Кто притворно или действительно решается отказывать публике в почтении, должен разуметь под нею всю читающую; но кто ценою наивысших усилий, на какие бывает способен, не выказывает наивеличайшего почтения своей собственной публике, часть которой он ведь сам составляет, тот совершает грех против святого духа искусства и наук по лености или самодовольству или из греховной бесплодной мести победоносным порицателям. Но быть неуступчивым перед лицом своей публики значит льстить худшей, и так автор переходит из общины братьев по духу в общину братьев сводных. А разве не положено ему уважать и потомство — как публику, оскорбление которой не оправдать уже никакой неприязнью к современникам?
Сказанное послужит мне извинением, что в этом новом издании я очень интересовался мнениями четырех или пяти критиков (§ 1) и старался отвечать на их возражения, вычеркивая и добавляя: рецензент иенский, рецензент лейпцигский, Боутервек, Кёппен отыщут места, где я отвечаю им{1}.
Особенно необходимы были в этой первой части дополнения в параграф о романтическом (§ 2) — с исправлениями, равно как в параграф о смешном — с объяснениями. И снискавшие похвалу программы по этой же самой причине (§ 1) были повсеместно расширены.

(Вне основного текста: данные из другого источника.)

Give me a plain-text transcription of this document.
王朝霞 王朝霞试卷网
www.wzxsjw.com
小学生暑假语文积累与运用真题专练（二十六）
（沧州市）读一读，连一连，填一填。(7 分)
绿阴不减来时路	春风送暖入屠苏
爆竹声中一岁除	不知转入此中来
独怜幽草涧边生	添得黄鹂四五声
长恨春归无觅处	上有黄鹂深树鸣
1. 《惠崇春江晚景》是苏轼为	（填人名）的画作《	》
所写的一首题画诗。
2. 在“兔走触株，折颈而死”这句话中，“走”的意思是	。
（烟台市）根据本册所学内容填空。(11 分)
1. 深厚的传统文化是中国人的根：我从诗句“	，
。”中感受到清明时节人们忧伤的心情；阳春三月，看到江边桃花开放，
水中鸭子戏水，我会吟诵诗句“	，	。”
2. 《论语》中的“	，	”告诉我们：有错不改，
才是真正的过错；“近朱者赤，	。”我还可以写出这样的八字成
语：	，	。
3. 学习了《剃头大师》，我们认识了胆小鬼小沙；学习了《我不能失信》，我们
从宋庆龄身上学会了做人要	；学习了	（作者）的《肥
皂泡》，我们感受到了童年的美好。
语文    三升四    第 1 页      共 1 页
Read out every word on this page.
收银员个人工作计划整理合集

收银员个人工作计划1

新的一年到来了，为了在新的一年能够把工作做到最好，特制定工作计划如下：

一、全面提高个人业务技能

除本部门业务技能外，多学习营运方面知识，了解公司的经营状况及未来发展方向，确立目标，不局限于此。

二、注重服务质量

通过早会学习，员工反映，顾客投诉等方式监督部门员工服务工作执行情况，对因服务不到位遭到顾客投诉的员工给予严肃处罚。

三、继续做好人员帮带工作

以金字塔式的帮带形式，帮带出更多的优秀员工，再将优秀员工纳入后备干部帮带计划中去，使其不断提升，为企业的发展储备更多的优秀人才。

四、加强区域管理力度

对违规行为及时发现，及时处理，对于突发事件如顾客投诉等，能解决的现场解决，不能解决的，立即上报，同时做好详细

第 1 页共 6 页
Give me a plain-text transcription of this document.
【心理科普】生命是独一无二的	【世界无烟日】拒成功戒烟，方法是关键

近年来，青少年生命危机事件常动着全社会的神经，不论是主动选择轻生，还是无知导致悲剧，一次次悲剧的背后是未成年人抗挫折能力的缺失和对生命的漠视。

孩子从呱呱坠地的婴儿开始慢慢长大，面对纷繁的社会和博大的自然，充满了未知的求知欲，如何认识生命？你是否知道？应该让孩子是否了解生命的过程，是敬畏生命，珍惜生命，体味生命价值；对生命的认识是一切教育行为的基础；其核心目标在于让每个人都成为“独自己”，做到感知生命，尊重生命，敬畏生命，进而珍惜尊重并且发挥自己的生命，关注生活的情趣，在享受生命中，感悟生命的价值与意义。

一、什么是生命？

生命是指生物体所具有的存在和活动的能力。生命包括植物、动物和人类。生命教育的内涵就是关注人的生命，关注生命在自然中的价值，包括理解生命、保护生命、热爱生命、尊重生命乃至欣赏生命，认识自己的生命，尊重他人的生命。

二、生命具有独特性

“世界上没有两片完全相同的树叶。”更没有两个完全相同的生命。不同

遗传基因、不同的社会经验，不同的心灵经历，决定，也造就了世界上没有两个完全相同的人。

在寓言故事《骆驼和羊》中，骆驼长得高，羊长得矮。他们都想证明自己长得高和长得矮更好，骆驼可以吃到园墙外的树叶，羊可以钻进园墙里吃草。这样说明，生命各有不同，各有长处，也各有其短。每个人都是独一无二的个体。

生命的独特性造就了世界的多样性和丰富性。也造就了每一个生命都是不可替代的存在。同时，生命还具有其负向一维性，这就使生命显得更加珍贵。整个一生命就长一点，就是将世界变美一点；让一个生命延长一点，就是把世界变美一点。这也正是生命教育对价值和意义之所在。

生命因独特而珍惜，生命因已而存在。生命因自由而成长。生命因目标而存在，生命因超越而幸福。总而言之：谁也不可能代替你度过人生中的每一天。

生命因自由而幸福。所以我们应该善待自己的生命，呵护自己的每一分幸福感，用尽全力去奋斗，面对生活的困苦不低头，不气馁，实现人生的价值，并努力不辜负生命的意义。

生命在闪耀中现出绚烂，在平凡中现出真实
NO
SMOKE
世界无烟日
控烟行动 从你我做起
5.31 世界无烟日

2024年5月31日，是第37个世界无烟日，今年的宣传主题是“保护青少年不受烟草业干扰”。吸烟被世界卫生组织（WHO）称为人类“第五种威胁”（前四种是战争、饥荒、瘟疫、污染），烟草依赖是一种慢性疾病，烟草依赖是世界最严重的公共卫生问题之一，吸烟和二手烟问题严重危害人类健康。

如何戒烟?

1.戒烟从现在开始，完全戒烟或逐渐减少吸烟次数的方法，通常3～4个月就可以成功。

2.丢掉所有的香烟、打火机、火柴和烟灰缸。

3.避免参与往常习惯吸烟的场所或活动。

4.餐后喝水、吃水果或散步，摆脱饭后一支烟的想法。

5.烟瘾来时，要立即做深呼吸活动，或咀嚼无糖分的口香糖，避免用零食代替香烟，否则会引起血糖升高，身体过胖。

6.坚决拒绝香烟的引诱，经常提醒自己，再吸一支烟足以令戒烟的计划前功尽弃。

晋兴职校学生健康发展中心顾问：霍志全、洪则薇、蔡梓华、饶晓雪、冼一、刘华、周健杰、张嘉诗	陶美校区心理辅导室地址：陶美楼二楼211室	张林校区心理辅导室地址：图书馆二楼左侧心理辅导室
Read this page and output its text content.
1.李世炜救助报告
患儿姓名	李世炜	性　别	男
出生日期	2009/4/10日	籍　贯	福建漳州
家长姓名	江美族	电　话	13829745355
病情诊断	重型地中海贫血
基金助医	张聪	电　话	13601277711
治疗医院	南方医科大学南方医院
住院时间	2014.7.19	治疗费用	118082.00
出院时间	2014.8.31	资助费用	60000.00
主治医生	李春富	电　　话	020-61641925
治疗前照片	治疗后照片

В своей программе о романтическом (§ 2, 3) я уделил особое внимание превосходной «Истории искусств и наук и т.д.» Боутервека{1}, — принимая ее и оспаривая; труду этому по разносторонней учености и разносторонности вкуса его автора возможно притязать на еще большую похвалу, нежели та, что уже воздана ему, — как его же «Аподиктике»{2} за философский дух и прекрасный дар изложения. В эту торопливую на осуждение эпоху, в эти времена разобщенных островов, когда каждый хочет светиться лавою своего вулкана, вспоминаешь о многостороннем вкусе, и тебя освежают и утешают воспоминания о временах былых, прекраснейших, когда все были связаны между собой, словно один зеленый материк, когда у Лессинга были уши, чтобы слышать, — а позже у Гердера, Гете, Виланда[79] а уши и глаза, чтобы слышать и видеть красоту всяческого рода. Эстетические эклектики настолько же хороши, насколько философские худы.